Mathematical Modeling: Cisplatin Binding to Deoxyribonucleic Acid

The discovery of the cisplatin drug attracted considerable research attention as scientists strove to understand the drug’s mechanism in the human body that is responsible for destroying cancer cells, particularly the coordination between the cisplatin drug and deoxyribonucleic acid. Here, the binding energies of a cisplatin molecule relative to double-stranded deoxyribonucleic acid are obtained. The interactions of the system are determined by performing double integrals, and the analytical expressions are derived from the Lennard–Jones function and the continuum approximation; here, it is assumed that a discrete atomic structure might be replaced by surfaces with a constant average atomic density.

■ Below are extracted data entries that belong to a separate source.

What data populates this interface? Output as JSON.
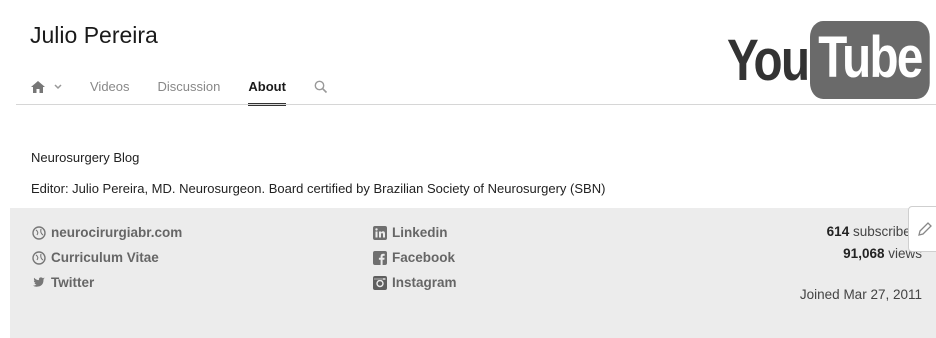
{
  "channel": {
    "name": "Julio Pereira"
  },
  "logo": {
    "part1": "You",
    "part2": "Tube"
  },
  "tabs": [
    {
      "label": "Videos"
    },
    {
      "label": "Discussion"
    },
    {
      "label": "About",
      "active": true
    }
  ],
  "about": {
    "title": "Neurosurgery Blog",
    "description": "Editor: Julio Pereira, MD. Neurosurgeon. Board certified by Brazilian Society of Neurosurgery (SBN)"
  },
  "links": {
    "website": "neurocirurgiabr.com",
    "cv": "Curriculum Vitae",
    "twitter": "Twitter",
    "linkedin": "Linkedin",
    "facebook": "Facebook",
    "instagram": "Instagram"
  },
  "stats": {
    "subscribers_count": "614",
    "subscribers_label": "subscribers",
    "views_count": "91,068",
    "views_label": "views",
    "joined": "Joined Mar 27, 2011"
  },
  "icons": {
    "home": "home-icon",
    "dropdown": "chevron-down-icon",
    "search": "search-icon",
    "globe": "globe-icon",
    "twitter": "twitter-icon",
    "linkedin": "linkedin-icon",
    "facebook": "facebook-icon",
    "instagram": "instagram-icon",
    "edit": "pencil-icon"
  }
}
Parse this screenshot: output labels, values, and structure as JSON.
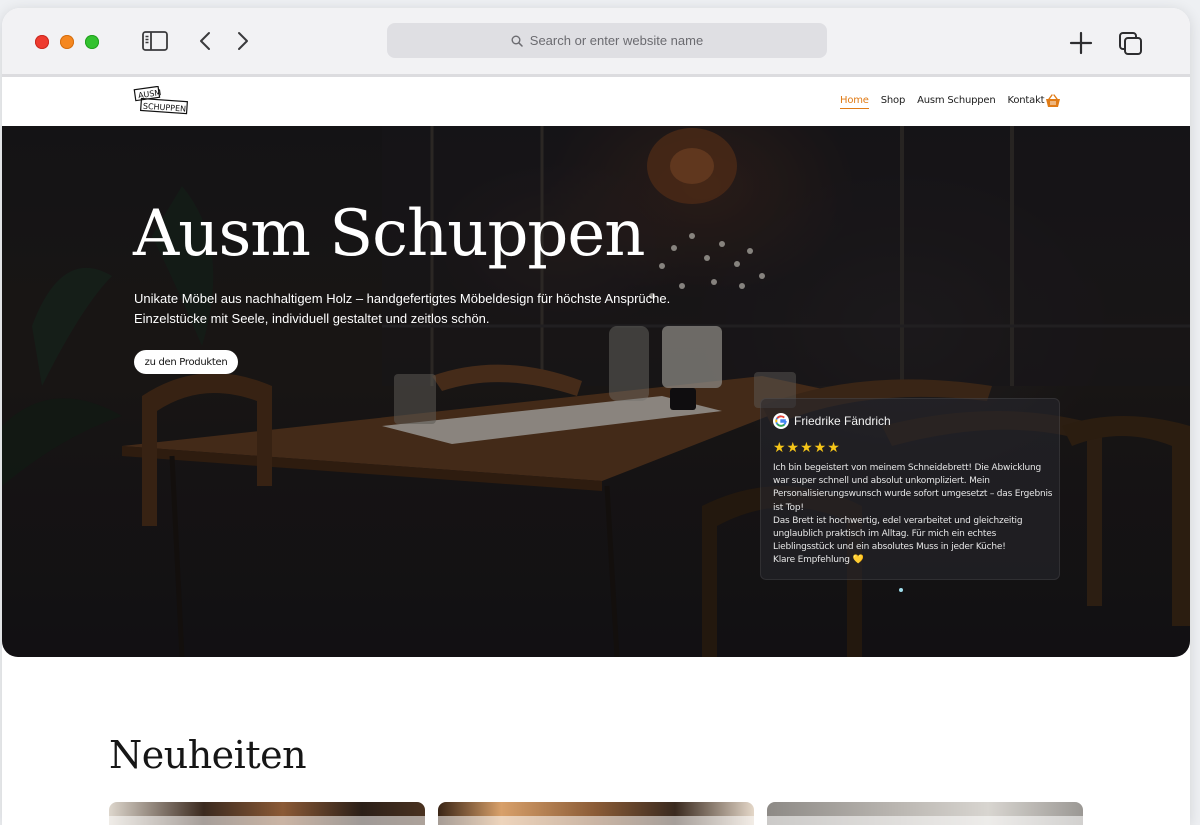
{
  "browser": {
    "address_placeholder": "Search or enter website name"
  },
  "site": {
    "logo_text": "AUSM SCHUPPEN",
    "nav": [
      {
        "label": "Home",
        "active": true
      },
      {
        "label": "Shop",
        "active": false
      },
      {
        "label": "Ausm Schuppen",
        "active": false
      },
      {
        "label": "Kontakt",
        "active": false
      }
    ],
    "accent_color": "#e07b16"
  },
  "hero": {
    "title": "Ausm Schuppen",
    "subtitle_line1": "Unikate Möbel aus nachhaltigem Holz – handgefertigtes Möbeldesign für höchste Ansprüche.",
    "subtitle_line2": "Einzelstücke mit Seele, individuell gestaltet und zeitlos schön.",
    "button_label": "zu den Produkten"
  },
  "review": {
    "source_icon": "google-icon",
    "name": "Friedrike Fändrich",
    "stars": "★★★★★",
    "rating": 5,
    "paragraph1": "Ich bin begeistert von meinem Schneidebrett! Die Abwicklung war super schnell und absolut unkompliziert. Mein Personalisierungswunsch wurde sofort umgesetzt – das Ergebnis ist Top!",
    "paragraph2": "Das Brett ist hochwertig, edel verarbeitet und gleichzeitig unglaublich praktisch im Alltag. Für mich ein echtes Lieblingsstück und ein absolutes Muss in jeder Küche!",
    "paragraph3": "Klare Empfehlung 💛"
  },
  "section": {
    "title": "Neuheiten"
  }
}
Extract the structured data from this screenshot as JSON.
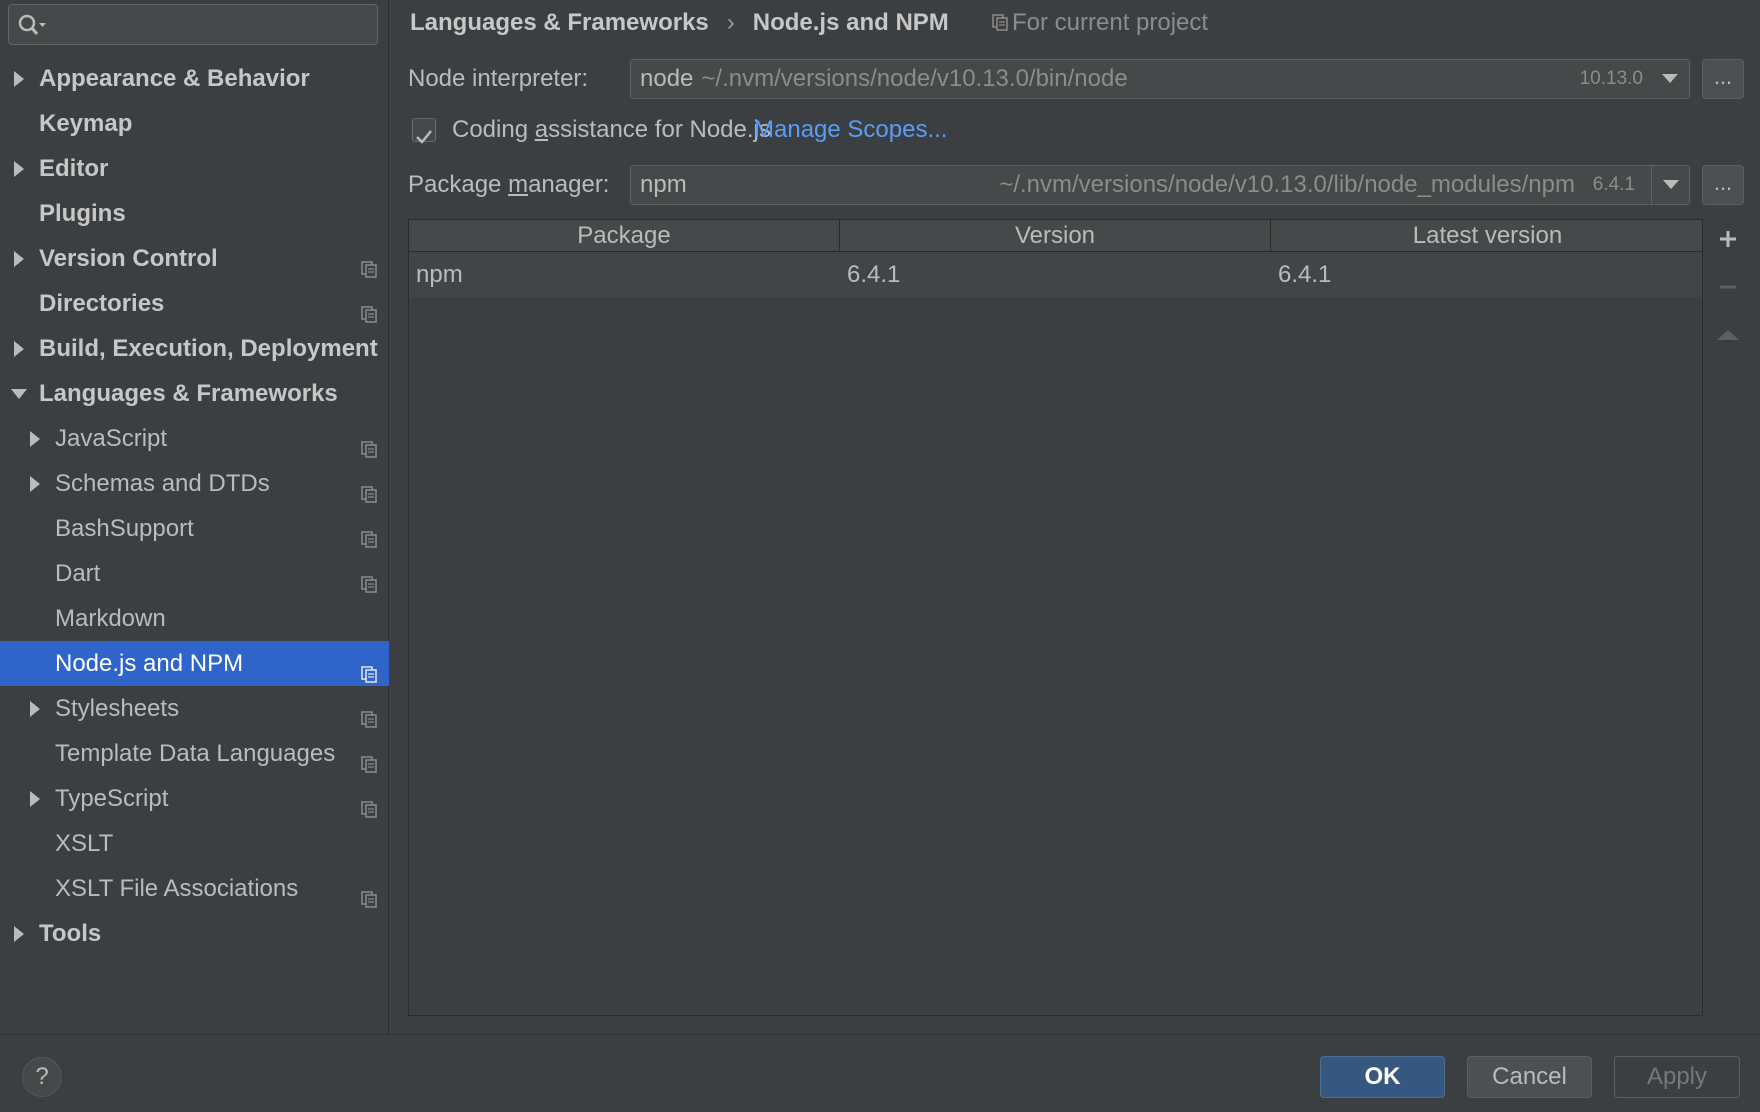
{
  "search": {
    "placeholder": ""
  },
  "sidebar": {
    "items": [
      {
        "label": "Appearance & Behavior",
        "bold": true,
        "arrow": "right",
        "level": 0,
        "project": false
      },
      {
        "label": "Keymap",
        "bold": true,
        "arrow": "none",
        "level": 0,
        "project": false
      },
      {
        "label": "Editor",
        "bold": true,
        "arrow": "right",
        "level": 0,
        "project": false
      },
      {
        "label": "Plugins",
        "bold": true,
        "arrow": "none",
        "level": 0,
        "project": false
      },
      {
        "label": "Version Control",
        "bold": true,
        "arrow": "right",
        "level": 0,
        "project": true
      },
      {
        "label": "Directories",
        "bold": true,
        "arrow": "none",
        "level": 0,
        "project": true
      },
      {
        "label": "Build, Execution, Deployment",
        "bold": true,
        "arrow": "right",
        "level": 0,
        "project": false
      },
      {
        "label": "Languages & Frameworks",
        "bold": true,
        "arrow": "down",
        "level": 0,
        "project": false
      },
      {
        "label": "JavaScript",
        "bold": false,
        "arrow": "right",
        "level": 1,
        "project": true
      },
      {
        "label": "Schemas and DTDs",
        "bold": false,
        "arrow": "right",
        "level": 1,
        "project": true
      },
      {
        "label": "BashSupport",
        "bold": false,
        "arrow": "none",
        "level": 1,
        "project": true
      },
      {
        "label": "Dart",
        "bold": false,
        "arrow": "none",
        "level": 1,
        "project": true
      },
      {
        "label": "Markdown",
        "bold": false,
        "arrow": "none",
        "level": 1,
        "project": false
      },
      {
        "label": "Node.js and NPM",
        "bold": false,
        "arrow": "none",
        "level": 1,
        "project": true,
        "selected": true
      },
      {
        "label": "Stylesheets",
        "bold": false,
        "arrow": "right",
        "level": 1,
        "project": true
      },
      {
        "label": "Template Data Languages",
        "bold": false,
        "arrow": "none",
        "level": 1,
        "project": true
      },
      {
        "label": "TypeScript",
        "bold": false,
        "arrow": "right",
        "level": 1,
        "project": true
      },
      {
        "label": "XSLT",
        "bold": false,
        "arrow": "none",
        "level": 1,
        "project": false
      },
      {
        "label": "XSLT File Associations",
        "bold": false,
        "arrow": "none",
        "level": 1,
        "project": true
      },
      {
        "label": "Tools",
        "bold": true,
        "arrow": "right",
        "level": 0,
        "project": false
      }
    ]
  },
  "breadcrumb": {
    "parent": "Languages & Frameworks",
    "separator": "›",
    "current": "Node.js and NPM",
    "scope": "For current project"
  },
  "node_interpreter": {
    "label": "Node interpreter:",
    "name": "node",
    "path": "~/.nvm/versions/node/v10.13.0/bin/node",
    "version": "10.13.0",
    "browse": "..."
  },
  "coding_assistance": {
    "checked": true,
    "label_pre": "Coding ",
    "label_mnemonic": "a",
    "label_post": "ssistance for Node.js",
    "link": "Manage Scopes..."
  },
  "package_manager": {
    "label_pre": "Package ",
    "label_mnemonic": "m",
    "label_post": "anager:",
    "name": "npm",
    "path": "~/.nvm/versions/node/v10.13.0/lib/node_modules/npm",
    "version": "6.4.1",
    "browse": "..."
  },
  "table": {
    "columns": [
      "Package",
      "Version",
      "Latest version"
    ],
    "rows": [
      [
        "npm",
        "6.4.1",
        "6.4.1"
      ]
    ]
  },
  "footer": {
    "help": "?",
    "ok": "OK",
    "cancel": "Cancel",
    "apply": "Apply"
  },
  "colors": {
    "background": "#3c3f41",
    "selection": "#2f65ca",
    "link": "#589df6",
    "ok_button": "#365880"
  }
}
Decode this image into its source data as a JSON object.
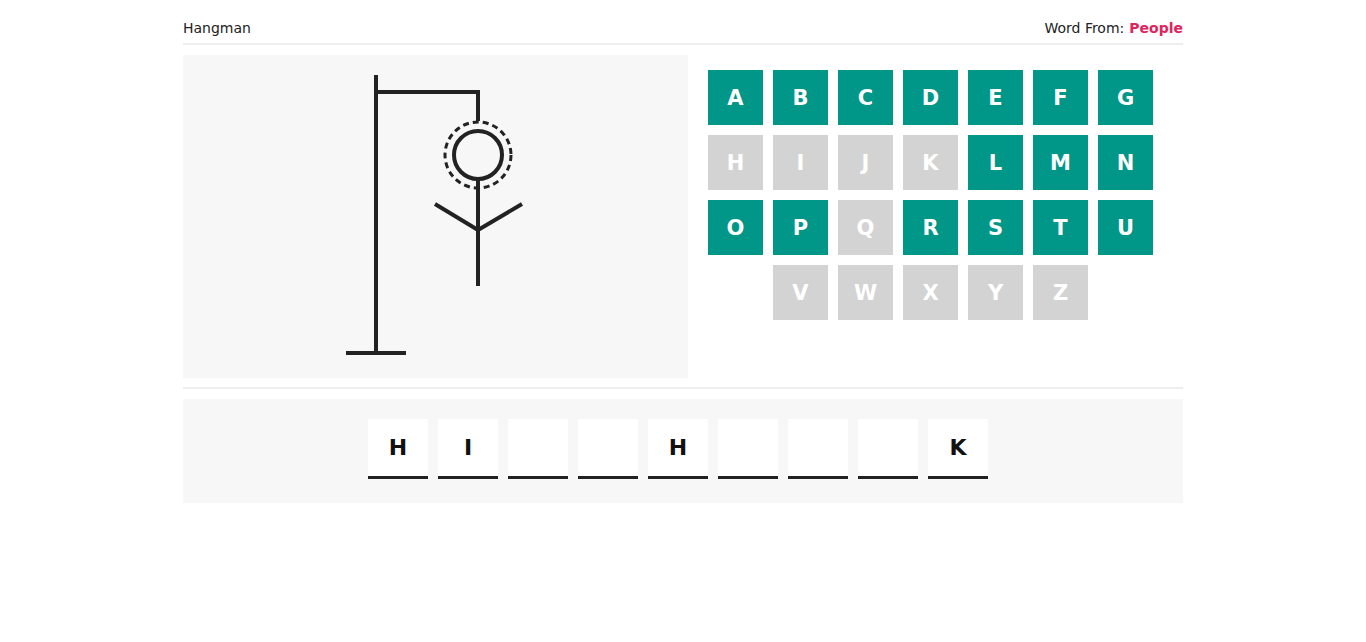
{
  "header": {
    "title": "Hangman",
    "category_label": "Word From:",
    "category": "People"
  },
  "figure": {
    "gallows": true,
    "head": true,
    "head_dashed_ring": true,
    "body": true,
    "left_arm": true,
    "right_arm": true,
    "left_leg": false,
    "right_leg": false
  },
  "keyboard": {
    "rows": [
      [
        {
          "letter": "A",
          "used": false
        },
        {
          "letter": "B",
          "used": false
        },
        {
          "letter": "C",
          "used": false
        },
        {
          "letter": "D",
          "used": false
        },
        {
          "letter": "E",
          "used": false
        },
        {
          "letter": "F",
          "used": false
        },
        {
          "letter": "G",
          "used": false
        }
      ],
      [
        {
          "letter": "H",
          "used": true
        },
        {
          "letter": "I",
          "used": true
        },
        {
          "letter": "J",
          "used": true
        },
        {
          "letter": "K",
          "used": true
        },
        {
          "letter": "L",
          "used": false
        },
        {
          "letter": "M",
          "used": false
        },
        {
          "letter": "N",
          "used": false
        }
      ],
      [
        {
          "letter": "O",
          "used": false
        },
        {
          "letter": "P",
          "used": false
        },
        {
          "letter": "Q",
          "used": true
        },
        {
          "letter": "R",
          "used": false
        },
        {
          "letter": "S",
          "used": false
        },
        {
          "letter": "T",
          "used": false
        },
        {
          "letter": "U",
          "used": false
        }
      ],
      [
        {
          "letter": "V",
          "used": true
        },
        {
          "letter": "W",
          "used": true
        },
        {
          "letter": "X",
          "used": true
        },
        {
          "letter": "Y",
          "used": true
        },
        {
          "letter": "Z",
          "used": true
        }
      ]
    ]
  },
  "word": [
    {
      "letter": "H"
    },
    {
      "letter": "I"
    },
    {
      "letter": ""
    },
    {
      "letter": ""
    },
    {
      "letter": "H"
    },
    {
      "letter": ""
    },
    {
      "letter": ""
    },
    {
      "letter": ""
    },
    {
      "letter": "K"
    }
  ]
}
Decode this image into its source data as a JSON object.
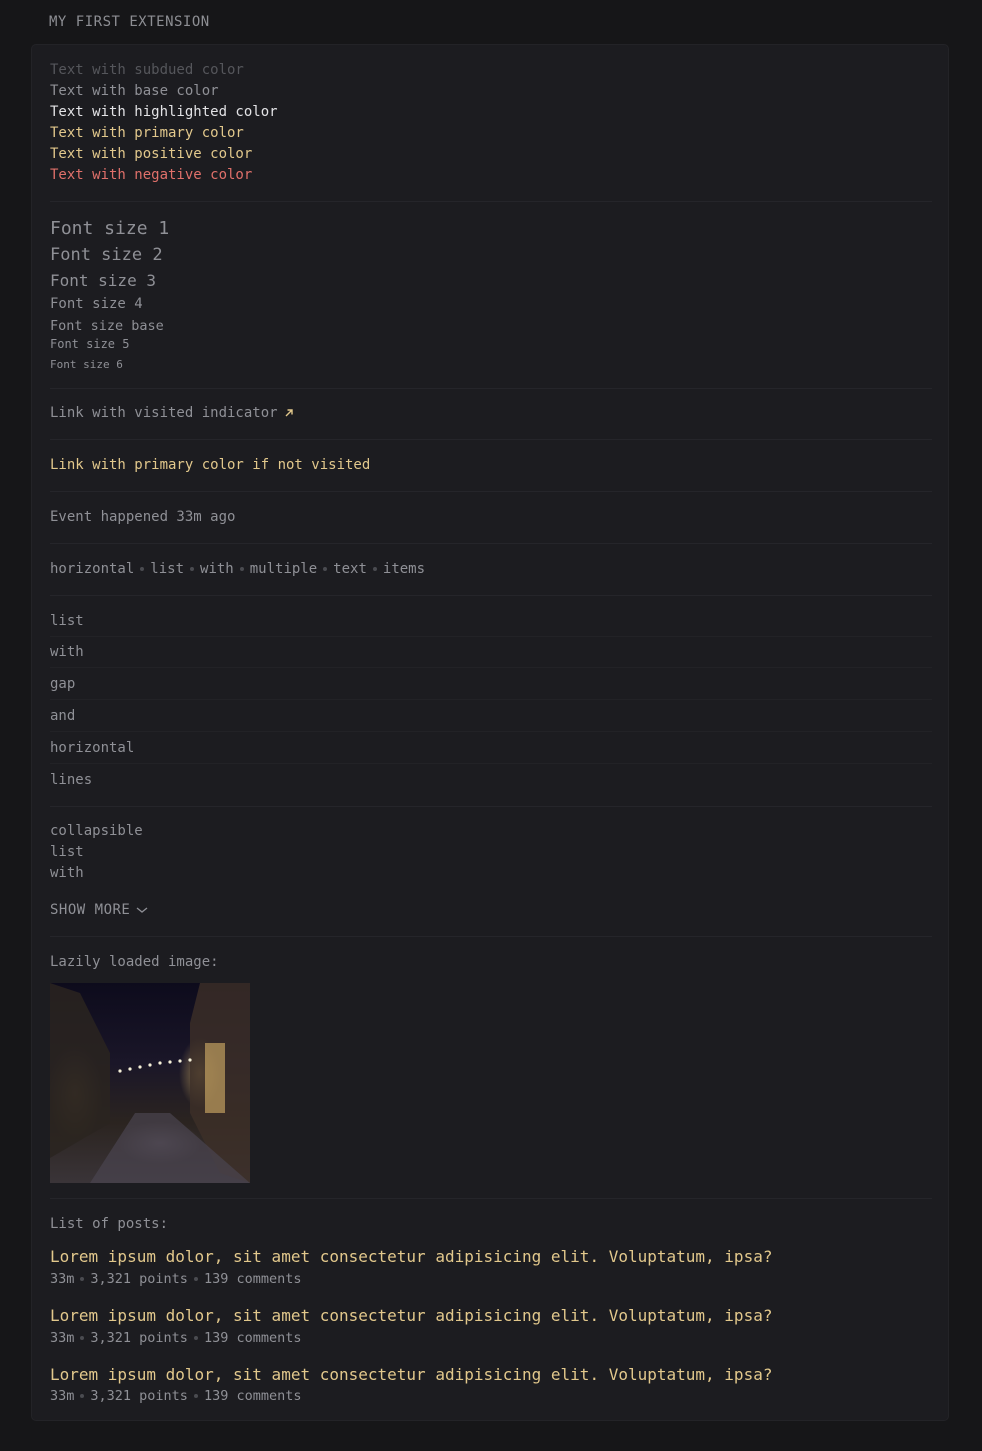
{
  "header": {
    "title": "MY FIRST EXTENSION"
  },
  "colors_section": {
    "subdued": "Text with subdued color",
    "base": "Text with base color",
    "highlighted": "Text with highlighted color",
    "primary": "Text with primary color",
    "positive": "Text with positive color",
    "negative": "Text with negative color"
  },
  "sizes_section": {
    "size1": "Font size 1",
    "size2": "Font size 2",
    "size3": "Font size 3",
    "size4": "Font size 4",
    "sizebase": "Font size base",
    "size5": "Font size 5",
    "size6": "Font size 6"
  },
  "links": {
    "visited": "Link with visited indicator",
    "visited_icon": "arrow-up-right-icon",
    "primary": "Link with primary color if not visited"
  },
  "event": {
    "text": "Event happened 33m ago"
  },
  "horizontal_list": [
    "horizontal",
    "list",
    "with",
    "multiple",
    "text",
    "items"
  ],
  "vertical_list": [
    "list",
    "with",
    "gap",
    "and",
    "horizontal",
    "lines"
  ],
  "collapsible": {
    "items": [
      "collapsible",
      "list",
      "with"
    ],
    "toggle_label": "SHOW MORE",
    "toggle_icon": "chevron-down-icon"
  },
  "image_section": {
    "label": "Lazily loaded image:"
  },
  "posts": {
    "label": "List of posts:",
    "items": [
      {
        "title": "Lorem ipsum dolor, sit amet consectetur adipisicing elit. Voluptatum, ipsa?",
        "age": "33m",
        "points": "3,321 points",
        "comments": "139 comments"
      },
      {
        "title": "Lorem ipsum dolor, sit amet consectetur adipisicing elit. Voluptatum, ipsa?",
        "age": "33m",
        "points": "3,321 points",
        "comments": "139 comments"
      },
      {
        "title": "Lorem ipsum dolor, sit amet consectetur adipisicing elit. Voluptatum, ipsa?",
        "age": "33m",
        "points": "3,321 points",
        "comments": "139 comments"
      }
    ]
  },
  "theme": {
    "background": "#161618",
    "card": "#1c1c20",
    "primary": "#e2c88c",
    "negative": "#e0706a",
    "highlight": "#e3e3e6"
  }
}
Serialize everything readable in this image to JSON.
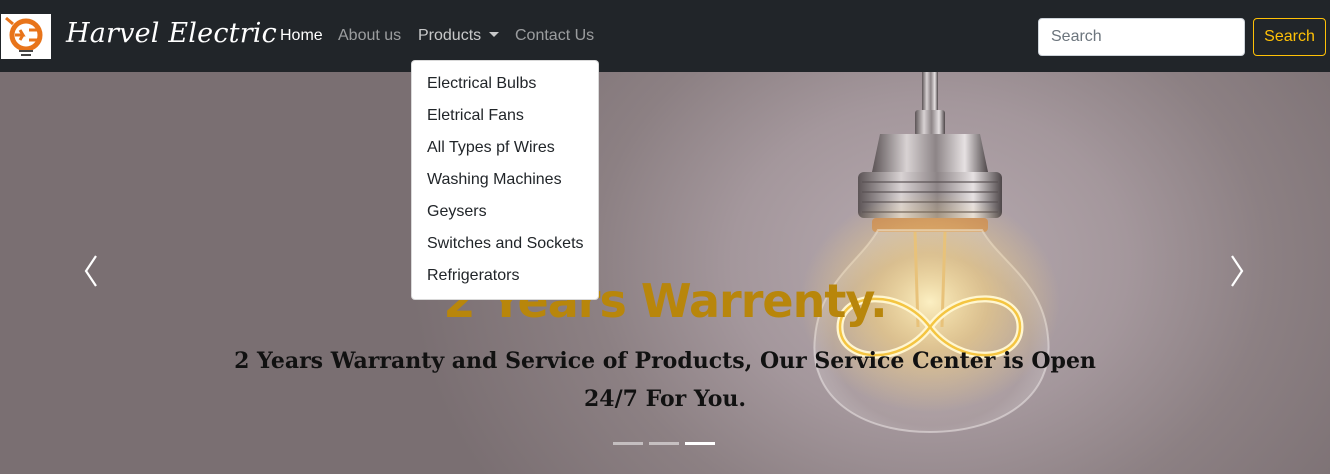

The results observed that the cisplatin molecule is binding to the double-stranded deoxyribonucleic acid at either the minor or major grooves. By minimizing the interaction energies between the cisplatin molecule and the minor and major grooves, for arbitrary distances λ and arbitrary tilt angles φ from the axis of the helix of the double-stranded deoxyribonucleic acid, the binding energies are determined, and their values are ≈ − 6 and ≈ − 12.5 (kcal/mol), respectively. Thus, we may deduce that the major groove in double-stranded deoxyribonucleic acid is the most preferred groove for linking with the cisplatin molecule. The current analysis might help in the equivalent continuum modeling of deoxyribonucleic acids and nanocomposites.